There has recently been discussion about petitioning the
European Parliament for race discrimination laws to be
extended to cover the whole of Europe. CARF asked A.
Sivanandan, a leading analyst/critic of race policies,
what he thought about the campaign.
-------------------------------------------------------------

In the first place, I don't like the term petition. To petition
is to beg, to be a supplicant. And you don't beg for your
rights, you demand them. In the second place, I would have
thought that such petitioning of the European parliament should
begin in Europe, where no such legislation exists. In Britain,
we have legislation, however ineffectual. So if we petition
Brussels for similar legislation, we are basically holding up our
own legislation as a model-which is rubbish on a number of
levels.
First of all, the law here is ineffectual. As I have said
before, not only does the law have no teeth, it also has no gums.
You have only to look at the record of the Commission for Racial
Equality to see that the 1976 Race Relations Act has made
absolutely no difference in terms of racial discrimination in the
things that matter, in the things that Improve the life chances
of ordinary black people -in housing, employment, education,
health and in relation to the criminal justice system.
Secondly, let's take the argument that, even if legislation
is not effective at this level, it could still be a way Of
teaching people that discrimination is wrong. This might have
been true; to some small extent, at the time that the legislation
was passed in this country - although, there again, its educative
value was undermined by the weakness of the law (which showed
that the government had no belief in its own legislation) and the
context in which the law was passed (as an antidote to racist
immigration laws).
But the position in Europe today is entirely different
People are not ignorant about racism or racial discrimination.

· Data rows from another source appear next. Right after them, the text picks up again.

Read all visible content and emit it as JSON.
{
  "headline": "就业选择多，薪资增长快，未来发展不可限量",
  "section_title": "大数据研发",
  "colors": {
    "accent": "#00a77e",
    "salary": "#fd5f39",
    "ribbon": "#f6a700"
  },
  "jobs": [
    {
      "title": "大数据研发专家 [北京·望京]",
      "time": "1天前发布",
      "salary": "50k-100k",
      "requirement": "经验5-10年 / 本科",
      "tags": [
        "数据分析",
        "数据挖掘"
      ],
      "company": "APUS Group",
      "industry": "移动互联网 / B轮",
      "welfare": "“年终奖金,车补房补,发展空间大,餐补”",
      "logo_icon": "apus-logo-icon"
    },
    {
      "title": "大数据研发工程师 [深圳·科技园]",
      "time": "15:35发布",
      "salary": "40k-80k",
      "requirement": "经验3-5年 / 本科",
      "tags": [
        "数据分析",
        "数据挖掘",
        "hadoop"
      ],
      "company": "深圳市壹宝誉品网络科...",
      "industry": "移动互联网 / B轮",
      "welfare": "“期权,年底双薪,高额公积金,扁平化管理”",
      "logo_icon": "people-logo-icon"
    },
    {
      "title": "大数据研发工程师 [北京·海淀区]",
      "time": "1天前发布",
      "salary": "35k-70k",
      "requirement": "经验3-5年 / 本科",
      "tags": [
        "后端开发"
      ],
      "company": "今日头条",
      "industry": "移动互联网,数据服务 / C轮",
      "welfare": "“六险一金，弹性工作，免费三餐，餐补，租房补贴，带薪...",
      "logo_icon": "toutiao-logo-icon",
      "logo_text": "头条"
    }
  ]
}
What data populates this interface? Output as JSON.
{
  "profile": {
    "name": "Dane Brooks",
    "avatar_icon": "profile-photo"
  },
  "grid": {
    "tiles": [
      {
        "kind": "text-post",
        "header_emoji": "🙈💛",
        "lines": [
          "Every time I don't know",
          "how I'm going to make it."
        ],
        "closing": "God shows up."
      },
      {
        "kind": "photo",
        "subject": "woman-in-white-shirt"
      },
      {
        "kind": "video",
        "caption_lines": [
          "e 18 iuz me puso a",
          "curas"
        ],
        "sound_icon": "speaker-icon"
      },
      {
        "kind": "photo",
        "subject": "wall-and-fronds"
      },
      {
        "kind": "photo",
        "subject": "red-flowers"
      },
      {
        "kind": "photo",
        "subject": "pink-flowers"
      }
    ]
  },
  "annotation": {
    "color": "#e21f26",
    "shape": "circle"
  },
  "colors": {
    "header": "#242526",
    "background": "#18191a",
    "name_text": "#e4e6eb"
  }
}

They choose it, they are unashamed about it, they borrow from
their past traditions to uphold it, they vote racist parties into
parliament. Hence, the argument that legislation has an
educative function is no longer tenable.
Besides, what has such legislation in Britain achieved
except the creation of a race relations industry and a black
bureaucratic class to go with it?
The only legislation that we can ask for is that which
outlaws racism, makes racism a criminal act. And that is not
something you petition for; that is not something a government
will hand you on a platter. It is something you have to fight
for, and mobilise public opinion around, as part of a larger
anti-racist struggle. And one of the demands of that struggle
could be such a law.
The demand for anti-discriminatory legislation, in other
words, should be a tactic within a larger strategy. And it
should be a demand, not a petition. You can't petition racists.